I also don't see why the top mosfets are p channel wired in reverse.
The more I think about the topology the more I don't understand.
Can someone explain this to me?


Here is a pic of my spice file:

Best Answer

You just have to treat the MOSFETs as switches. Whatever voltage exists between the power supply and the signal driver on the left is imposed across the primary of the transformer, first one way and then the other, just like any other H-bridge.

This creates an AM signal, in which the amplitude is controlled by the signal, and the square wave "carrier" is created by the MOSFET driver circuit.

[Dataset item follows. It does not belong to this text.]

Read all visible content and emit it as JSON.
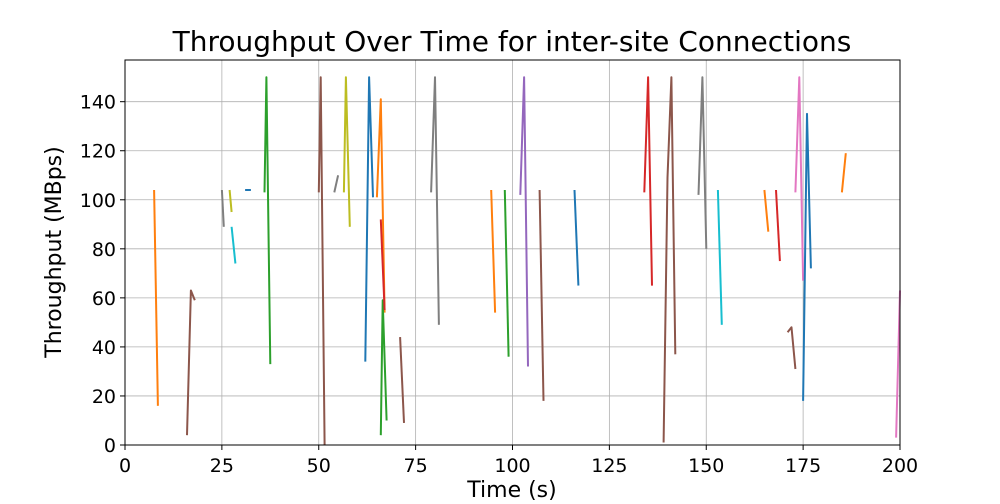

On the right side, the switches (MOSFETs) are driven synchronously with the ones on the left (the exact synchronization mechanism is left as an exercise for the reader!), and this has the effect of full-wave rectifying the AM signal on the transformer secondary, which produces a replica of the waveform of the original analog driver signal. A little low-pass filtering will remove any remnants of the carrier frequency.

So, the FET driver circuit on each side must produce gate waveforms that switch the MOSFETs between fully off and fully on in the correct pattern, and the switching on both the "transmit" and "receive" sides must be synchronized.